No aspecto financeiro, foram incapazes, depois de uma moratória de 500 anos, tanto de amortizar o capital e seus juros quanto independerem das rendas líquidas, das matérias-primas e da energia barata que lhes exporta e provê todo o Terceiro Mundo.
Este quadro corrobora a afirmação de Milton Friedman, segundo a qual uma economia subsidiada jamais pode funcionar e nos obriga a reclamar-lhes, para seu próprio bem, o pagamento do capital e dos juros que, tão generosamente, temos demorado todos estes séculos em cobrar. Ao dizer isto, esclarecemos que não nos rebaixaremos a cobrar de nossos irmãos europeus, as mesmas vis e sanguinárias taxas de 20% e até 30% de juros ao ano que os irmãos europeus cobram dos povos do Terceiro Mundo.
Nos limitaremos a exigir a devolução dos metais preciosos, acrescida de um módico juro de 10%, acumulado apenas durante os últimos 300 anos, com 200 anos de graça. Sobre esta base e aplicando a fórmula europeia de juros compostos, informamos aos descobridores que eles nos devem 185 mil quilos de ouro e 16 milhões de quilos de prata, ambas as cifras elevadas à potência de 300, isso quer dizer um número para cuja expressão total será necessário expandir o planeta Terra.
Muito peso em ouro e prata... quanto pesariam se calculados em sangue?
Admitir que a Europa, em meio milénio, não conseguiu gerar riquezas suficientes para esses módicos juros, seria como admitir seu absoluto fracasso financeiro e a demência e irracionalidade dos conceitos capitalistas.
Tais questões metafísicas, desde já, não inquietam a nós, índios da América. Porém, exigimos assinatura de uma carta de intenções que enquadre os povos devedores do Velho Continente e que os obriguem a cumpri-la, sob pena de uma privatização ou conversão da Europa, de forma que lhes permitam entregar suas terras, como primeira prestação de dívida histórica..."

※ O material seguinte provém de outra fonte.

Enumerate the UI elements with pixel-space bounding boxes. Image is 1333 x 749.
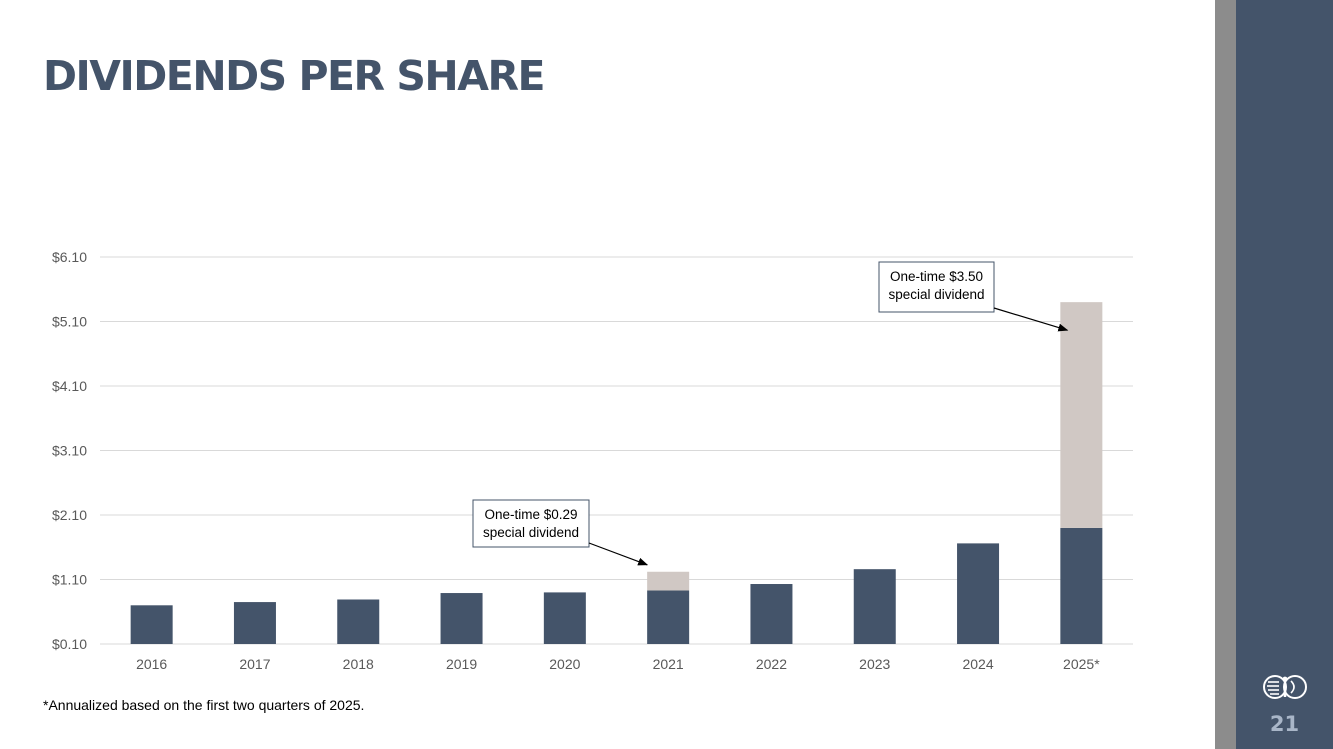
x-tick-label: 2022: [756, 656, 787, 672]
company-logo-icon: [1263, 675, 1307, 699]
annotation-box: [878, 261, 995, 313]
y-tick-label: $2.10: [52, 507, 87, 523]
annotation-callout: One-time $3.50 special dividend: [878, 261, 1069, 332]
sidebar-divider: [1215, 0, 1236, 749]
footnote: *Annualized based on the first two quart…: [43, 697, 365, 713]
bar-regular: [957, 543, 1000, 644]
annotation-line1: One-time $3.50: [890, 269, 983, 284]
x-tick-label: 2023: [859, 656, 890, 672]
x-tick-label: 2021: [653, 656, 684, 672]
x-tick-label: 2020: [549, 656, 580, 672]
annotation-callout: One-time $0.29 special dividend: [472, 499, 649, 566]
y-tick-label: $1.10: [52, 572, 87, 588]
bar-special: [647, 571, 690, 591]
y-tick-label: $3.10: [52, 443, 87, 459]
bar-regular: [543, 592, 586, 644]
annotation-arrow: [993, 307, 1069, 332]
y-tick-label: $0.10: [52, 636, 87, 652]
bar-regular: [440, 593, 483, 644]
bar-regular: [647, 590, 690, 644]
x-tick-label: 2024: [962, 656, 993, 672]
bar-regular: [1060, 527, 1103, 644]
bar-special: [1060, 302, 1103, 528]
x-axis-ticks: 2016 2017 2018 2019 2020 2021 2022 2023 2024 2025…: [136, 656, 1100, 672]
x-tick-label: 2019: [446, 656, 477, 672]
annotation-line2: special dividend: [483, 525, 579, 540]
bar-regular: [853, 569, 896, 644]
bar-regular: [233, 602, 276, 644]
sidebar-band: [1236, 0, 1333, 749]
x-tick-label: 2018: [343, 656, 374, 672]
bar-regular: [130, 605, 173, 644]
annotation-box: [472, 499, 590, 548]
y-tick-label: $4.10: [52, 378, 87, 394]
bars: [130, 302, 1103, 644]
y-tick-label: $5.10: [52, 314, 87, 330]
slide-title: DIVIDENDS PER SHARE: [43, 52, 546, 100]
x-tick-label: 2017: [239, 656, 270, 672]
y-axis-ticks: $0.10 $1.10 $2.10 $3.10 $4.10 $5.10 $6.10: [52, 249, 87, 652]
annotation-line1: One-time $0.29: [484, 507, 577, 522]
annotation-line2: special dividend: [888, 287, 984, 302]
bar-regular: [750, 584, 793, 644]
x-tick-label: 2016: [136, 656, 167, 672]
x-tick-label: 2025*: [1063, 656, 1100, 672]
annotation-arrow: [588, 542, 649, 566]
page-number: 21: [1269, 712, 1300, 736]
bar-regular: [337, 599, 380, 644]
y-tick-label: $6.10: [52, 249, 87, 265]
dividends-bar-chart: $0.10 $1.10 $2.10 $3.10 $4.10 $5.10 $6.10 2016…: [52, 249, 1133, 672]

Quando terminou seu discurso diante dos chefes de Estado da Comunidade Européia, Guaicaípuro Guatemoc não sabia que estava expondo uma tese de Direito Internacional para determinar a verdadeira Dívida Externa.

4 comentários:

A. João Soares disse...

Caro Luís,

Ironia ? ou uma lição de ética aos nossos políticos que nada sabem de honra e dignidade.

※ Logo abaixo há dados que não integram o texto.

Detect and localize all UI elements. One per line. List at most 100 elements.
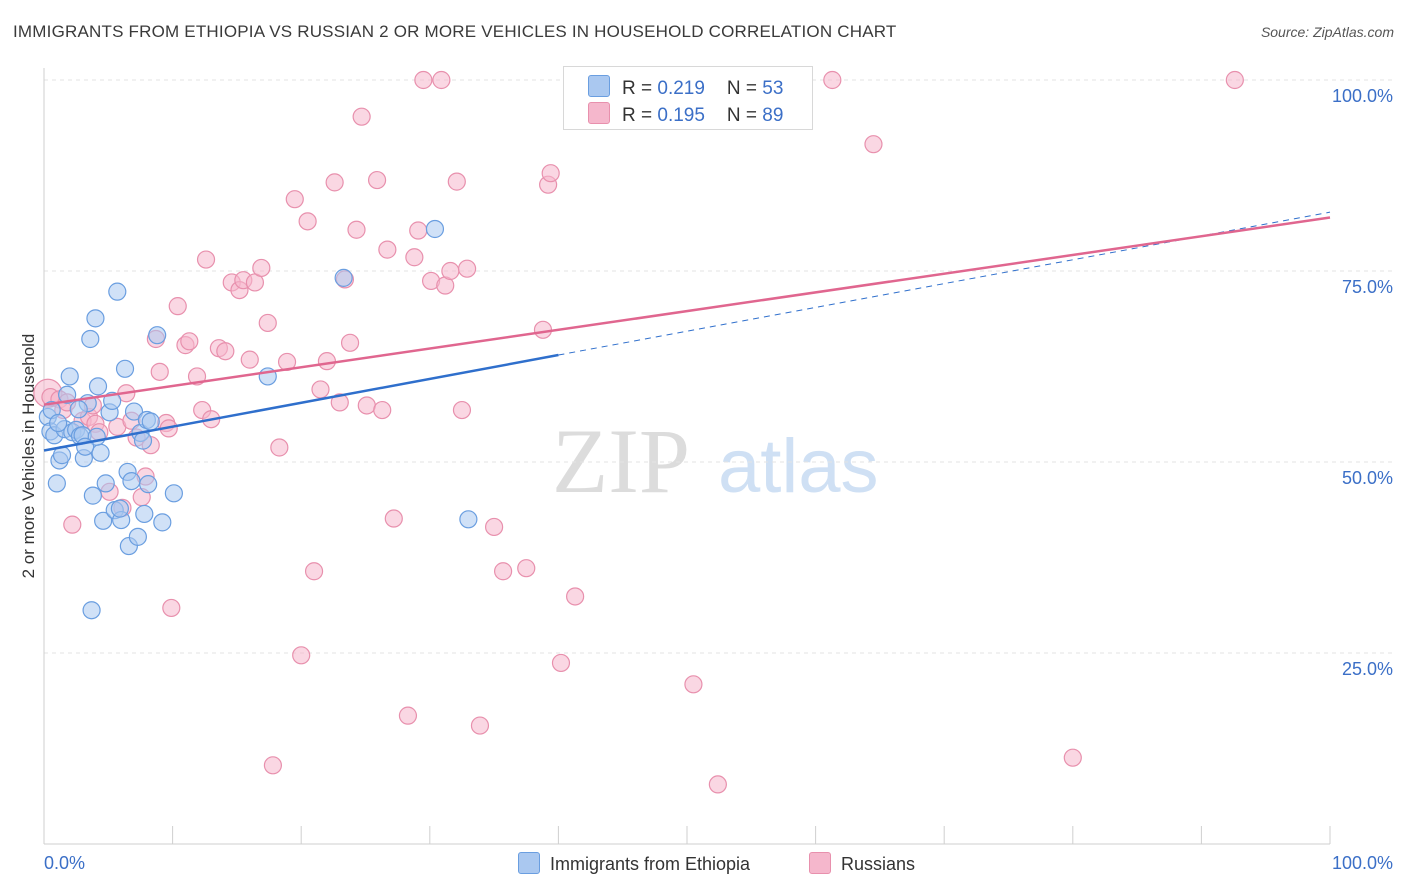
russians-point	[823, 70, 842, 90]
russians-point	[373, 400, 392, 420]
ethiopia-point	[110, 499, 129, 518]
russians-point	[405, 248, 424, 267]
watermark-zip: ZIP	[552, 410, 690, 512]
russians-point	[263, 756, 283, 775]
ethiopia-point	[88, 377, 108, 396]
ethiopia-point	[58, 385, 77, 404]
russians-point	[292, 646, 311, 665]
russians-point	[196, 250, 216, 269]
russians-point	[347, 220, 366, 239]
russians-point	[162, 598, 181, 618]
ethiopia-trend-line	[43, 353, 559, 452]
bottom-ethiopia-swatch	[518, 852, 540, 874]
ethiopia-point	[128, 527, 147, 546]
legend-row-russians: R = 0.195 N = 89	[588, 102, 783, 126]
russians-point	[352, 107, 371, 126]
russians-point	[485, 517, 504, 537]
ethiopia-point	[94, 511, 113, 530]
ethiopia-r-label: R =	[622, 78, 658, 99]
russians-point	[285, 190, 304, 209]
russians-point	[684, 675, 703, 694]
russians-point	[398, 706, 418, 725]
y-tick-labels: 25.0% 50.0% 75.0% 100.0%	[1332, 86, 1393, 679]
russians-point	[441, 261, 460, 281]
ethiopia-point	[115, 359, 135, 378]
ethiopia-n-value: 53	[762, 78, 784, 99]
russians-trend-line	[43, 216, 1331, 406]
ethiopia-point	[47, 474, 66, 493]
russians-point	[457, 259, 477, 278]
bottom-russians-label: Russians	[841, 854, 916, 874]
russians-point	[551, 653, 571, 673]
ethiopia-point	[148, 326, 167, 345]
russians-point	[168, 297, 187, 316]
russians-point	[330, 393, 349, 412]
bottom-legend-ethiopia: Immigrants from Ethiopia	[518, 852, 750, 875]
russians-point	[325, 173, 344, 192]
ethiopia-point	[164, 484, 183, 503]
russians-point	[150, 362, 169, 381]
ethiopia-n-label: N =	[726, 78, 763, 99]
ethiopia-r-value: 0.219	[657, 78, 705, 99]
russians-point	[541, 164, 560, 183]
ethiopia-point	[82, 601, 101, 620]
y-tick-label: 100.0%	[1332, 86, 1393, 106]
chart-title: IMMIGRANTS FROM ETHIOPIA VS RUSSIAN 2 OR…	[13, 22, 897, 41]
russians-point	[494, 562, 513, 581]
russians-point	[864, 135, 883, 154]
russians-point	[304, 562, 324, 581]
x-tick-labels: 0.0% 100.0%	[44, 853, 1393, 873]
ethiopia-point	[153, 513, 172, 532]
x-tick-label: 0.0%	[44, 853, 85, 873]
ethiopia-point	[122, 472, 141, 491]
ethiopia-swatch	[588, 75, 610, 97]
russians-point	[367, 170, 387, 190]
russians-point	[340, 333, 360, 352]
russians-point	[252, 258, 271, 278]
ethiopia-point	[86, 309, 105, 328]
russians-point	[1063, 748, 1082, 767]
russians-point	[432, 70, 451, 90]
ethiopia-point	[459, 510, 478, 529]
russians-point	[452, 400, 472, 420]
ethiopia-point	[60, 367, 79, 386]
russians-point	[180, 332, 199, 351]
ethiopia-point	[91, 443, 110, 462]
russians-point	[1225, 70, 1244, 90]
ethiopia-point	[49, 413, 68, 433]
ethiopia-point	[96, 474, 115, 493]
russians-point	[270, 438, 289, 457]
russians-point	[517, 559, 536, 578]
russians-point	[357, 396, 376, 415]
russians-r-value: 0.195	[657, 105, 705, 126]
trend-lines	[43, 211, 1331, 452]
russians-n-value: 89	[762, 105, 784, 126]
russians-point	[708, 775, 727, 794]
bottom-legend-russians: Russians	[809, 852, 915, 875]
x-tick-label: 100.0%	[1332, 853, 1393, 873]
y-axis-label: 2 or more Vehicles in Household	[19, 334, 38, 579]
ethiopia-point	[81, 329, 100, 349]
russians-point	[63, 515, 82, 534]
russians-point	[258, 313, 277, 333]
russians-point	[298, 212, 317, 231]
russians-point	[533, 320, 553, 339]
ethiopia-point	[69, 400, 88, 419]
russians-point	[216, 342, 235, 361]
ethiopia-point	[133, 431, 153, 450]
russians-point	[384, 509, 403, 528]
y-tick-label: 25.0%	[1342, 659, 1393, 679]
bottom-russians-swatch	[809, 852, 831, 874]
ethiopia-point	[425, 219, 445, 239]
ethiopia-point	[141, 412, 160, 431]
ethiopia-point	[135, 504, 154, 524]
ethiopia-point	[334, 268, 353, 287]
russians-n-label: N =	[726, 105, 763, 126]
ethiopia-point	[139, 475, 158, 494]
bottom-ethiopia-label: Immigrants from Ethiopia	[550, 854, 751, 874]
russians-r-label: R =	[622, 105, 658, 126]
russians-point	[317, 352, 337, 371]
source-credit: Source: ZipAtlas.com	[1260, 24, 1394, 40]
russians-swatch	[588, 102, 610, 124]
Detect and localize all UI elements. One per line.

Se às relações internacionais fosse aplicada a legalidade, a moralidade e a dignidade das relações entre empresas e fornecedores e clientes, os governantes teriam as caras pintadas de negro.

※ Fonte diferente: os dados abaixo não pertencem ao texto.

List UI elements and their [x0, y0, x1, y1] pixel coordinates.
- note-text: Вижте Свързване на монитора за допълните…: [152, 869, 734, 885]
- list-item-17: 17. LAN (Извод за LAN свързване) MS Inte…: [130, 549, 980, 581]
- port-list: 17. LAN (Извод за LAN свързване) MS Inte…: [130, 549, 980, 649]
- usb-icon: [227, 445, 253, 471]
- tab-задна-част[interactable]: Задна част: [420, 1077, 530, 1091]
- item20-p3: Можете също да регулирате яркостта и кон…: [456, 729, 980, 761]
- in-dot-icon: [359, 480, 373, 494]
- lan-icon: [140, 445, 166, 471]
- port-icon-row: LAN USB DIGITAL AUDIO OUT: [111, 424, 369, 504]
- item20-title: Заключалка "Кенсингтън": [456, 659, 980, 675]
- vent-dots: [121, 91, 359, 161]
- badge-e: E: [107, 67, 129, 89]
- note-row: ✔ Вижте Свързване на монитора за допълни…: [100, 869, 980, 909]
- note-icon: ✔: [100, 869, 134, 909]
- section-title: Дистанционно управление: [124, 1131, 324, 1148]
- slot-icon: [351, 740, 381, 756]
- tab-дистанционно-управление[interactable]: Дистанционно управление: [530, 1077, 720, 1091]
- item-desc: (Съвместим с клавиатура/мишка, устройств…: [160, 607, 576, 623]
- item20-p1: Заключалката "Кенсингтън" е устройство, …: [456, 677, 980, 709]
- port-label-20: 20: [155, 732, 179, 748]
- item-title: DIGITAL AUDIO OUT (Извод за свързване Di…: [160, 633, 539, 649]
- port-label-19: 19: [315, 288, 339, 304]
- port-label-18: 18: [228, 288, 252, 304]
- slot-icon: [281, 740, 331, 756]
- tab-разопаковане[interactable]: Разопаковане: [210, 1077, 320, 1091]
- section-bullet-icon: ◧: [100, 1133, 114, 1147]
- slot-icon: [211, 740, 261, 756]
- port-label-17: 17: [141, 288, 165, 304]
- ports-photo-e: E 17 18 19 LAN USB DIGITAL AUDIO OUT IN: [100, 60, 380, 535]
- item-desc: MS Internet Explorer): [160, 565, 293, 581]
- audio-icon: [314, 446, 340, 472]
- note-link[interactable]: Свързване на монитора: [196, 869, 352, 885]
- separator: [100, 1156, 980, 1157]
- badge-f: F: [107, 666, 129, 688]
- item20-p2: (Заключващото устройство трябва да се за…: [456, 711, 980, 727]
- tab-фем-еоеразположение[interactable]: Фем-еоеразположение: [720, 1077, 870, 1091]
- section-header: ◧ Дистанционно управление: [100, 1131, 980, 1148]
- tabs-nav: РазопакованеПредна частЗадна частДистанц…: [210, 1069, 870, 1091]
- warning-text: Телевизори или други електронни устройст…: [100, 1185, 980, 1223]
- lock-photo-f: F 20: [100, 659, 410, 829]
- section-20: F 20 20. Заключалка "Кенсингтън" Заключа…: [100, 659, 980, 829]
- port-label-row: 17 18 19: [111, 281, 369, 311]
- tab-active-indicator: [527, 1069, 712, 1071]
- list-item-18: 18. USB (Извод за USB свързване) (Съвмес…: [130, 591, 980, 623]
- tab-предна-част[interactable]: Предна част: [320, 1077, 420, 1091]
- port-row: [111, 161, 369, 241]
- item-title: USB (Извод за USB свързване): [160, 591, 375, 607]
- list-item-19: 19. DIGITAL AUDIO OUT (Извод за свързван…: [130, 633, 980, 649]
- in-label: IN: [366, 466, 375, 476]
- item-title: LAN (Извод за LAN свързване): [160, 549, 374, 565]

Vou a uma loja ou supermercado e pago a pronto. No entanto, os governantes e autarcas demoram «séculos» a pagarem aos fornecedores e agora fala-se em obrigá-los a pagar em 30 dias. E cumprirão? Quem os obriga a cumprir? A Justiça não consegue enfrentar a imunidade e a impunidade do Poder.
A rir, o índio mexicano deu uma lição aos mestres brancos.

Um abraço
João

Maria Letr@ disse...

Amigo João Soares,
Eu já tinha lido este MAGNÍFICO post, mas quis saboreá-lo melhor quando estivesse a deliciar-me com o silêncio da noite, sem ter o nétinho a provocar-me com as suas brincadeiras.
Este discurso é duma profundidade que ultrapassa o meu conhecimento no que se refere à história dos povos indígenas, mas é suficientemente claro para perceber bem o seu conteúdo. Eu não sei quanto tempo levou a escrever este discurso, mas posso reconhecer o sentimento de Guaicaípuro Cuatemoc quando o elaborou. Quanta revolta interior não estaria sentindo, no momento de lê-lo perante os Chefes de Estado da Comunidade Europeia...
Um discurso que - muito provavelmente - irá fazer meditar muitos governantes e, quem sabe se, na verdade, a sua tese (que tese foi, realmente!), venha a dar uma volta no Direito Internacional, sôbre a determinação de Dívidas Externas.
Posso editar este texto no meu blogue "Letras sem Tretas"?
Um abração.
Maria Letra

Maria Letr@ disse...

Peço desculpa. Sou eu quem, de vez em quando, removo comentário, quando sai em duplicado ...
Maria Letra

A. João Soares disse...

Caro Luís,

Hoje dei comigo a pensar na situação no Iraque e no Afeganistão. A guerra nada foi melhorar, antes pelo contrário. E quem lhes paga a indemnização?
Depois vim aqui buscar este texto e transcrevi-o para o Do Miradouro, com uma nota final em que refiro essas duas guerras actuais que tantos estragos têm feito naqueles pobres países.